Sunday, December 31, 2017

My 2017

I haven’t written anything for many weeks. This is mostly because I’ve been rather overwhelmed by the volume of work I’ve had have to handle.

This past year, it’s been almost like “all work, nothing else.”

After science textbook translation work, I had a surprise phone call in early February from a client company that had been quiet for a few years. At this moment, this project of a new production line became my project too, and it’s still going on and expected to last at least a few more months.

In June, I had a meeting with a representative of a Japanese insurance company that was setting up its business in Singapore. And this project materialized in August with an agreement signed and, as I believe, I started working on the first file in the following month. For the first many weeks, I was dealing with Dr. Huebner, father of insurance education, and his works, mainly “Life Insurance” and “The Economics of Life Insurance.” I also encountered trouble about the 2000 speech by Csaba Sziklai, “The Power of Advocacy.” I eventually had to obtain the original speech CD, in which even the MC of the event couldn’t pronounce his name correctly. Huebner and Sziklai required me to do much research. About this project, I still have two files to finish.

And there were a few jobs to which I had to say “No” because of these commitments.

Overall, 2017 has been a year of work, allowing me to recover some money which I lost because of that idiot.

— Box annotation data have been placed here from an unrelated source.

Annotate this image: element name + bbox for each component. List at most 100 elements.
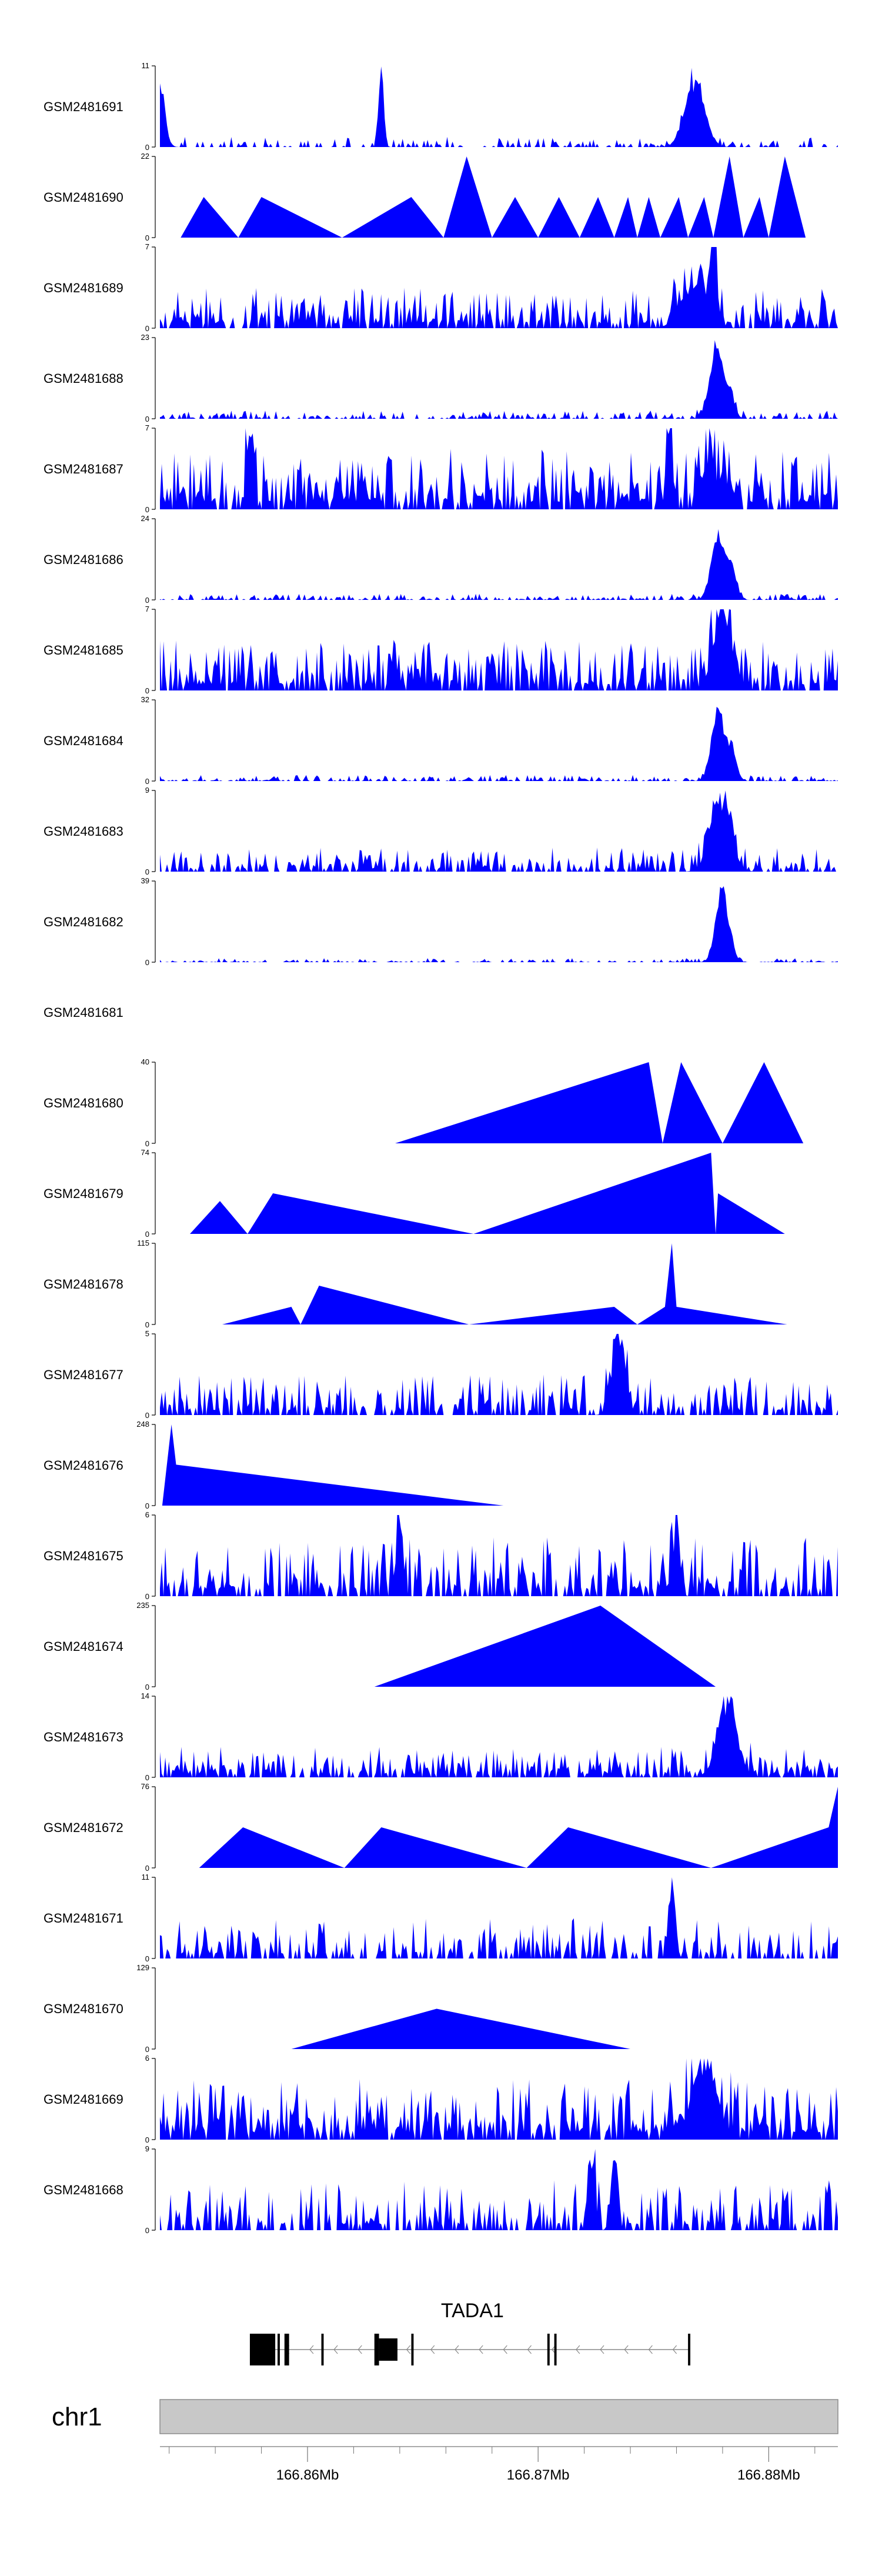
track-GSM2481674: GSM2481674 235 0 [44,1601,716,1691]
track-GSM2481685: GSM2481685 7 0 [44,605,838,695]
y-tick-label-zero: 0 [145,1501,149,1510]
coverage-GSM2481686 [160,529,838,600]
y-tick-label-max: 248 [136,1420,149,1429]
y-tick-label-zero: 0 [145,596,149,605]
track-label: GSM2481687 [44,462,123,476]
coverage-GSM2481691 [160,66,838,147]
strand-arrow [455,2345,459,2354]
track-GSM2481676: GSM2481676 248 0 [44,1420,504,1510]
track-GSM2481675: GSM2481675 6 0 [44,1510,838,1601]
coverage-GSM2481673 [160,1696,838,1777]
track-GSM2481687: GSM2481687 7 0 [44,423,838,514]
track-GSM2481672: GSM2481672 76 0 [44,1782,838,1873]
gene-exon [321,2334,324,2365]
strand-arrow [648,2345,653,2354]
strand-arrow [503,2345,507,2354]
track-label: GSM2481685 [44,643,123,658]
strand-arrow [406,2345,411,2354]
x-tick-label: 166.87Mb [507,2467,570,2483]
y-tick-label-max: 7 [145,423,149,432]
track-label: GSM2481677 [44,1367,123,1382]
y-tick-label-max: 7 [145,605,149,613]
x-tick-label: 166.86Mb [276,2467,339,2483]
track-label: GSM2481676 [44,1458,123,1473]
y-tick-label-zero: 0 [145,143,149,152]
y-tick-label-zero: 0 [145,958,149,967]
y-tick-label-max: 76 [141,1782,149,1791]
coverage-GSM2481669 [160,2058,838,2140]
track-GSM2481686: GSM2481686 24 0 [44,514,838,605]
strand-arrow [527,2345,532,2354]
y-tick-label-max: 235 [136,1601,149,1610]
track-GSM2481678: GSM2481678 115 0 [44,1239,787,1329]
coverage-GSM2481676 [162,1424,504,1506]
track-label: GSM2481671 [44,1911,123,1926]
coverage-GSM2481690 [181,156,806,238]
track-GSM2481684: GSM2481684 32 0 [44,695,838,786]
track-GSM2481691: GSM2481691 11 0 [44,61,838,152]
track-label: GSM2481679 [44,1186,123,1201]
y-tick-label-max: 6 [145,2054,149,2063]
y-tick-label-zero: 0 [145,1773,149,1782]
coverage-GSM2481678 [222,1243,787,1324]
track-GSM2481668: GSM2481668 9 0 [44,2144,838,2235]
y-tick-label-max: 6 [145,1510,149,1519]
strand-arrow [576,2345,580,2354]
track-label: GSM2481674 [44,1639,123,1654]
coverage-GSM2481689 [160,247,838,328]
y-tick-label-max: 9 [145,2144,149,2153]
coverage-GSM2481683 [160,790,838,872]
track-label: GSM2481680 [44,1096,123,1110]
coverage-GSM2481670 [291,2008,630,2049]
coverage-GSM2481687 [160,428,838,509]
y-tick-label-max: 40 [141,1057,149,1066]
y-tick-label-max: 5 [145,1329,149,1338]
coverage-GSM2481675 [160,1515,838,1596]
gene-exon [688,2334,691,2365]
track-GSM2481673: GSM2481673 14 0 [44,1691,838,1782]
strand-arrow [479,2345,483,2354]
y-tick-label-zero: 0 [145,324,149,333]
coverage-GSM2481684 [160,706,838,781]
y-tick-label-zero: 0 [145,867,149,876]
coverage-GSM2481682 [160,886,838,962]
strand-arrow [672,2345,677,2354]
gene-exon [411,2334,414,2365]
gene-exon [374,2334,379,2365]
track-GSM2481679: GSM2481679 74 0 [44,1148,785,1239]
y-tick-label-zero: 0 [145,777,149,786]
gene-track: TADA1 [249,2300,691,2365]
strand-arrow [333,2345,338,2354]
chromosome-ideogram [159,2399,838,2434]
y-tick-label-max: 7 [145,242,149,251]
track-label: GSM2481669 [44,2092,123,2107]
y-tick-label-zero: 0 [145,415,149,423]
coverage-GSM2481672 [199,1787,838,1868]
y-tick-label-max: 9 [145,786,149,795]
coverage-GSM2481685 [160,609,838,690]
gene-label: TADA1 [441,2300,504,2322]
track-label: GSM2481683 [44,824,123,839]
y-tick-label-zero: 0 [145,686,149,695]
y-tick-label-zero: 0 [145,1411,149,1420]
track-label: GSM2481688 [44,371,123,386]
track-GSM2481683: GSM2481683 9 0 [44,786,838,876]
chromosome-label: chr1 [52,2403,102,2431]
gene-exon [554,2334,557,2365]
track-GSM2481677: GSM2481677 5 0 [44,1329,838,1420]
y-tick-label-zero: 0 [145,1864,149,1873]
y-tick-label-max: 22 [141,152,149,161]
chromosome-track: chr1 166.86Mb 166.87Mb 166.88Mb [52,2399,838,2483]
gene-exon [379,2338,397,2361]
gene-exon [249,2334,276,2365]
y-tick-label-max: 11 [142,1873,150,1881]
x-tick-label: 166.88Mb [737,2467,800,2483]
y-tick-label-max: 23 [141,333,149,342]
strand-arrow [624,2345,629,2354]
track-label: GSM2481673 [44,1730,123,1744]
track-label: GSM2481689 [44,281,123,295]
track-label: GSM2481675 [44,1549,123,1563]
y-tick-label-zero: 0 [145,1320,149,1329]
strand-arrow [358,2345,362,2354]
y-tick-label-max: 14 [141,1691,149,1700]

And this year made me realize how little people remember me as well as how little I remember them.

About books, the only new book I read was “The Lost Crusade: America in Vietnam” by Chester L. Cooper. Others were those I had read once or many times before, like books authored by Kondo Koichi, Kaiko Takeshi, Fredrik Logevall (Embers of War: The Fall of an Empire) and David Halberstam (The Best and the Brightest), all about the 1st/2nd Vietnam (Indochina) Wars.

Now my wish is to visit Saigon again (and Hanoi) late January or early February because it will be the 50th anniversary of the Tet Offensive.
 
Where are you, Lessie? I'm looking for you. Shame on you.